Election-National

July 12, 2012

Obama, Romney campaigns accuse each other of lies

WASHINGTON — President Barack Obama and Republican rival Mitt Romney’s campaigns traded accusations of lying Thursday, ratcheting up an already heated race for the White House.

The Romney camp’s charge came in a hard-hitting new television ad that accuses Obama of misleading, unfair and untrue attacks. The Obama campaign hit back, blasting Romney’s “big Bain lie” after a newspaper report cited a possible discrepancy in the presumptive GOP’s nominee’s business record.

Both sides looked to paint the other as little more than the typical politician as they sought an edge in what polls have shown to be a neck-and-neck contest.

The Romney campaign ad, titled “No Evidence”, accuses Obama of launching false attacks that depict the former Massachusetts governor as someone who shipped jobs overseas when he ran Bain Capital, the private equity firm he helped found. The ad, which will run in several battleground states, asks voters: “When a president doesn’t tell the truth, how can we trust him to lead?”

The ad tries to show that dishonesty is a pattern with Obama and points to his 2008 Democratic primary rival, Hillary Rodham Clinton, to do it.
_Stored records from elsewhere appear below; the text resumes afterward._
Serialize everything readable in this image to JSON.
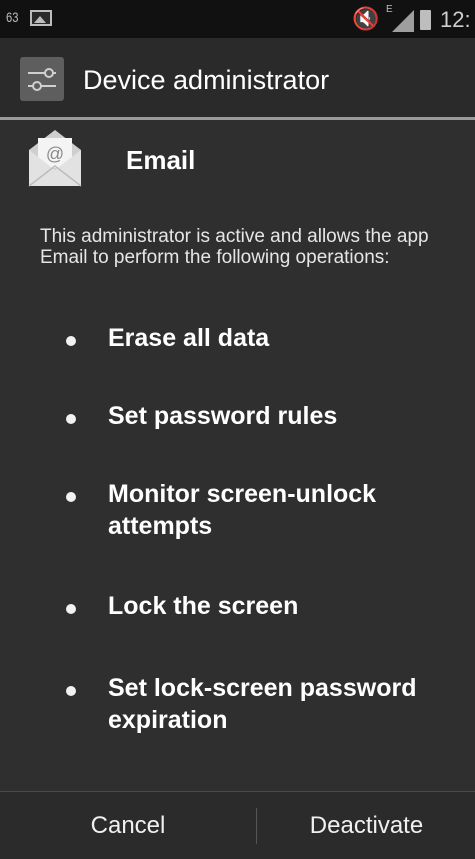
{
  "status_bar": {
    "notification_count": "63",
    "time": "12:",
    "icons": [
      "image-icon",
      "mute-icon",
      "signal-icon",
      "battery-icon"
    ],
    "network_type": "E"
  },
  "action_bar": {
    "title": "Device administrator",
    "icon": "settings-icon"
  },
  "app": {
    "name": "Email",
    "icon": "email-icon"
  },
  "description": "This administrator is active and allows the app Email to perform the following operations:",
  "permissions": [
    "Erase all data",
    "Set password rules",
    "Monitor screen-unlock attempts",
    "Lock the screen",
    "Set lock-screen password expiration"
  ],
  "buttons": {
    "cancel": "Cancel",
    "deactivate": "Deactivate"
  },
  "colors": {
    "background": "#2f2f2f",
    "status_bar": "#111111",
    "action_bar_divider": "#9a9a9a",
    "text": "#ffffff"
  }
}
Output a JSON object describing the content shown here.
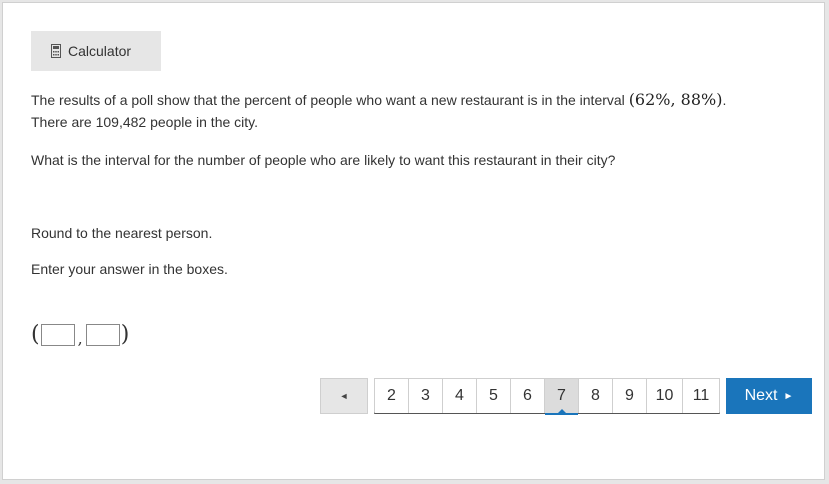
{
  "toolbar": {
    "calculator_label": "Calculator",
    "calculator_icon": "calculator-icon"
  },
  "question": {
    "line1_text": "The results of a poll show that the percent of people who want a new restaurant is in the interval ",
    "interval_math": "(62%, 88%)",
    "line1_end": ".",
    "line2_text": "There are 109,482 people in the city.",
    "prompt": "What is the interval for the number of people who are likely to want this restaurant in their city?",
    "rounding": "Round to the nearest person.",
    "instruction": "Enter your answer in the boxes."
  },
  "answer": {
    "open_paren": "(",
    "comma": ",",
    "close_paren": ")",
    "lower_value": "",
    "upper_value": ""
  },
  "pagination": {
    "prev_label": "◄",
    "pages": [
      "2",
      "3",
      "4",
      "5",
      "6",
      "7",
      "8",
      "9",
      "10",
      "11"
    ],
    "current_page": "7",
    "next_label": "Next",
    "next_icon": "►"
  },
  "colors": {
    "accent": "#1a75bb",
    "button_gray": "#e6e6e6",
    "text": "#333333"
  }
}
It shows a clip of Clinton — now serving Obama as secretary of state — saying, “Shame on you, Barack Obama” and calling on her then-challenger to stop running dishonest ads.

Romney campaign adviser Ed Gillespie raised similar questions about Obama Thursday on NBC’s “Today.”

Gillespie said Romney left Bain Capital in 1999, and said job outsourcing wasn’t the policy when Romney was in charge. That accusation, Gillespie said, has “been shown to be demonstrably false.”

The Obama campaign then seized on a report in the Boston Globe, which said government documents show Romney remained chief executive and chairman of Bain three years beyond the date he claimed.  

Stephanie Cutter, Obama’s deputy campaign manager, said the report raised serious questions about why Romney would misrepresent the date of his departure.

“It’s time for Mitt Romney to come clean so that the American people can make their own judgments about his record and his motivations,” Cutter said.

Romney’s campaign said the Globe story was inaccurate, and reaffirmed that he left Bain in 1999.